Un spectre commun hante les théories sociales et psychanalytiques : celui de la « foule irrationnelle » [mob], le collectif destructeur ou régressif. La « foule » est souvent perçue comme volatile et sujette à contagions. Les collectifs dont je parle (Soreanu 2018) n’ont pas par définition régressé mais ils sont au contraire capables de faire le deuil de traumatismes politiques, de créer des symboles et d’organiser des scènes complexes pour revivre le traumatisme. Ce qui est révolutionnaire ici, c’est la capacité de la foule à inventer de nouvelles significations et de nouveaux symboles.

Je m’intéresse au deuil semi-spontané − un deuil qui n’est pas l’effet d’une politique d’État ni d’une cérémonie planifiée avec lieu et moment déterminés. C’est un deuil qui se produit lorsque des foules plus ou moins grandes se forment, et lorsqu’elles symbolisent ensemble, quand elles produisent des rythmes et des formes de synchronicité. C’est une forme de deuil qui se produit par la parole mais aussi par des vocalisations et des mouvements synchronisés. C’est une forme de deuil qui se produit par la création de symboles qui sont liés de manière précise aux marques traumatiques laissées par les années de torture, de persécution et de silence d’un régime politique oppressif. Le soulèvement de juin 2013 au Brésil nous a montré que la foule mortifiée pouvait manifester dans les rues et dans les places un deuil que personne n’organisait en une chorégraphie millimétrée. La pression des marques traumatiques liées à la violence de l’État a été la principale force organisatrice des scènes de protestation.

Dans le livre Notes toward a Performative Theory of Assembly, Judith Butler (2015, p. 84) parle des « jugements viscéraux » des collectifs en protestation. Cette remarquable catégorie politique a émergé en dialogue avec le printemps arabe et les nombreuses manifestations qui ont suivi.
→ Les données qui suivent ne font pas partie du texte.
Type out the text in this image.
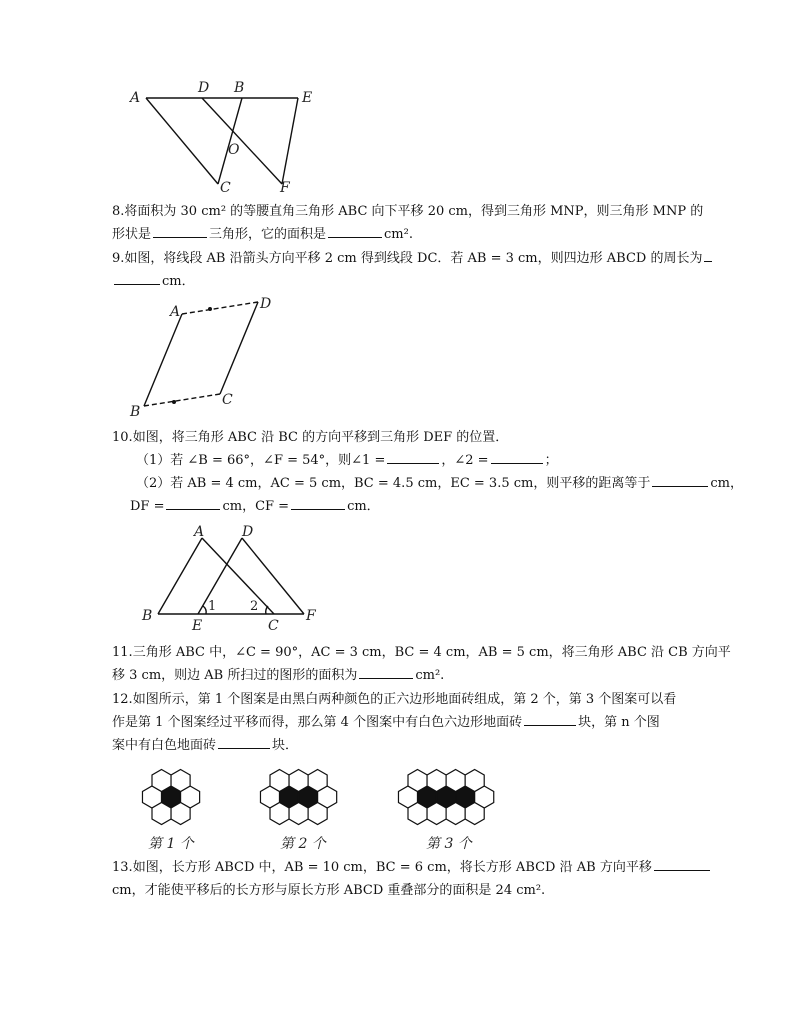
A
D B
E
O
C	F
8.将面积为 30 cm² 的等腰直角三角形 ABC 向下平移 20 cm，得到三角形 MNP，则三角形 MNP 的
形状是	三角形，它的面积是	cm².
9.如图，将线段 AB 沿箭头方向平移 2 cm 得到线段 DC．若 AB = 3 cm，则四边形 ABCD 的周长为
cm．
A	D
B
C
10.如图，将三角形 ABC 沿 BC 的方向平移到三角形 DEF 的位置．
（1）若 ∠B = 66°，∠F = 54°，则∠1 =	，∠2 =	；
（2）若 AB = 4 cm，AC = 5 cm，BC = 4.5 cm，EC = 3.5 cm，则平移的距离等于	cm，
DF =	cm，CF =	cm．
A	D
B
E	C
F
1	2
11.三角形 ABC 中，∠C = 90°，AC = 3 cm，BC = 4 cm，AB = 5 cm，将三角形 ABC 沿 CB 方向平
移 3 cm，则边 AB 所扫过的图形的面积为	cm².
12.如图所示，第 1 个图案是由黑白两种颜色的正六边形地面砖组成，第 2 个，第 3 个图案可以看
作是第 1 个图案经过平移而得，那么第 4 个图案中有白色六边形地面砖	块，第 n 个图
案中有白色地面砖	块．
第 1 个	第 2 个	第 3 个
13.如图，长方形 ABCD 中，AB = 10 cm，BC = 6 cm，将长方形 ABCD 沿 AB 方向平移
cm，才能使平移后的长方形与原长方形 ABCD 重叠部分的面积是 24 cm².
Comme l’écrit Butler : « des formes viscérales de rejet explosent en des formes collectives conséquentes. Dans ces cas, les corps sont eux-mêmes des vecteurs de pouvoir où la directionalité de la force peut être inversée ; ils sont des interprétations incarnées, s’engageant dans une action coordonnée pour contrer la force avec une force d’un autre type et d’une autre qualité » (Butler 2015, p. 84). Je soutiens que pour comprendre cette énigmatique « force d’un autre type et d’une autre qualité », nous avons besoin d’une exploration psychanalytique. L’approche psychanalytique consistera à se demander : quelles conditions psychiques permettent à une « interprétation incarnée » de se manifester ? Comment en tant que collectif descendu dans la rue et dans les places, sommes-nous transformés après qu’une interprétation de la violence de l’État a été formulée ? Je précise ici que l’interprétation est à entendre au sens psychanalytique du terme, comme une intervention qui a la capacité de rendre conscient quelque chose qui n’était pas disponible à la conscience auparavant, ou de permettre un nouveau lien associatif entre deux éléments qui n’étaient jusqu’alors pas connectés.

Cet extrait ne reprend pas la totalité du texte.